Dear mother looked bewildered, but at the same time proud of me. I think she saw gleaming in my eyes, which I know were bright and dark like my father's, some of that spirit which had carried him with a forlorn hope into the thickest of the fight, and which enabled him to win the Victoria Cross. There are a great many Victoria Crosses to be secured in this world, and girls can get and wear some of them.

"Now," I said, "we need not give up this house until the autumn. The landlord will then take it off our hands, and we shall move into our Bloomsbury mansion, but as I did not quite succeed to-day in knowing exactly how we stood with our friends, I propose that next week we should give an 'At Home,' a very simple one, mother, nothing but tea and sweet cakes, and a few sandwiches, no ices, nothing expensive."

"My dear Westenra, just now, in the height of the season, would any one come?"

"Yes, they will come, I will write to all the friends I know, and they will come out of curiosity. We will invite them for this day fortnight. I don't know any special one of our friends who has an 'At Home' on the third Friday in the month. But let me get our 'At Home' book and see."

I looked it out, and after carefully examining the long list of our acquaintances, proclaimed that I thought the third Friday in the month was a tolerably free day.

"We will ask them to come at three," I said, "a little early in the afternoon, so that those who do want to go on to friends afterwards, will have plenty of time."

"But why should they come, Westenra; why this great expense and trouble, just when we are parting with them all, for if I go to Hampton Court, or the country, or to that awful boarding-house of yours, my poor child, my days in society are at an end."

"In one sense they are, mother, nevertheless, I mean to test our friends. People are very democratic in these days, and there is no saying, but that I may be more the fashion than ever; but I don't want to be the fashion, I want to get help in the task which is before me. Now, do hear me out."

Mother folded her hands in her lap. Her lips were quivering to speak, but I held her in control as it were. I stood before her making the most of my slender height, and spoke with emphasis.

"We will ask all our friends. Paul will wait on them, and Morris shall let them in, and everything will be done in the old style, for we have just the same materials we ever had to give a proper and fashionable 'At Home,' but when they are all assembled, instead of a recitation, or music, I will jump up and stand in the middle of the room, and briefly say what we mean to do. I will challenge our friends to leave us, or to stick to us."

"Westenra, are you mad? I can never, never consent to this."

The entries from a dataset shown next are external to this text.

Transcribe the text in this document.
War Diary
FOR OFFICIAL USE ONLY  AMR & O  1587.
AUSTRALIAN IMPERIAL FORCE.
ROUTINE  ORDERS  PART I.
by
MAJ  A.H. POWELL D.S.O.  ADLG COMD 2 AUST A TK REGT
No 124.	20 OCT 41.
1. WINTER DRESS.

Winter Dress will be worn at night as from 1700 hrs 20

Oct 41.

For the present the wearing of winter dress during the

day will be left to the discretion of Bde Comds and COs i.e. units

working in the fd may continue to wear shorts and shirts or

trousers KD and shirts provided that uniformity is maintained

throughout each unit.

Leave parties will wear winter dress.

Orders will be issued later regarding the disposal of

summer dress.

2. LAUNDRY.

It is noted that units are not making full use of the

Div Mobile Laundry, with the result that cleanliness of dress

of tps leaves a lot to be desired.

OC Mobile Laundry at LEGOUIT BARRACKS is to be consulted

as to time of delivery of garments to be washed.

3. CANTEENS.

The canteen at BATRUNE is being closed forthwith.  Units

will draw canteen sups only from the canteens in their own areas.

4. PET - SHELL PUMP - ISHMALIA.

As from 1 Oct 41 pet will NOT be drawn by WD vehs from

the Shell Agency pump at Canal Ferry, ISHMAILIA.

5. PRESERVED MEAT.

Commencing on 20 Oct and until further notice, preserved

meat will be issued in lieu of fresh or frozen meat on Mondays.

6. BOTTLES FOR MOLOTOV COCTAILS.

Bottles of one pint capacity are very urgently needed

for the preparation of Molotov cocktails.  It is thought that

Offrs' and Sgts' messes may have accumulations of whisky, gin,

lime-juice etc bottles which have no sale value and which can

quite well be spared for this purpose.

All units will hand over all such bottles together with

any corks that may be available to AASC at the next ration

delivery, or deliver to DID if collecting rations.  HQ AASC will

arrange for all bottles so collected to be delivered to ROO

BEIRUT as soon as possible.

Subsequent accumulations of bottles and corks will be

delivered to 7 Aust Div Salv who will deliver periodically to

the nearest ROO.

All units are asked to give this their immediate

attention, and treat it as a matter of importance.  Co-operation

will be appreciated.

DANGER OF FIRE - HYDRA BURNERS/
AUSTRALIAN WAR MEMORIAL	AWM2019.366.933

"It is the very best plan, and far less troublesome than going round to everybody, and they will be slightly prepared, for the dear Duchess will have mentioned something of what I said this morning to her friends, and I know she will come. She won't mind visiting us here just once again, and Jasmine will come, and – and many other people, and we will put the thing to the test. Yes, mother, this day fortnight they shall come, and I will write the invitations to-night, and to-morrow you and I will go to Bloomsbury and look for a suitable house, for by the time they come, mother, the house will have been taken, and I hope the agreement made out, and the landlord will have been consulted, and he will make the improvements I suggest and will require. It is a big thing, mother, a great big venture for two lone women like ourselves, but we will succeed, darling, we must succeed."

"You are a rock of strength, West," she answered, half proudly, half sadly, "you are just like your father."

That night I sent out the invitations. They were ordinary notes of invitation, for on second thoughts I resolved not to prepare our many acquaintances beforehand. "Mrs. Wickham at home on such a day," nothing more.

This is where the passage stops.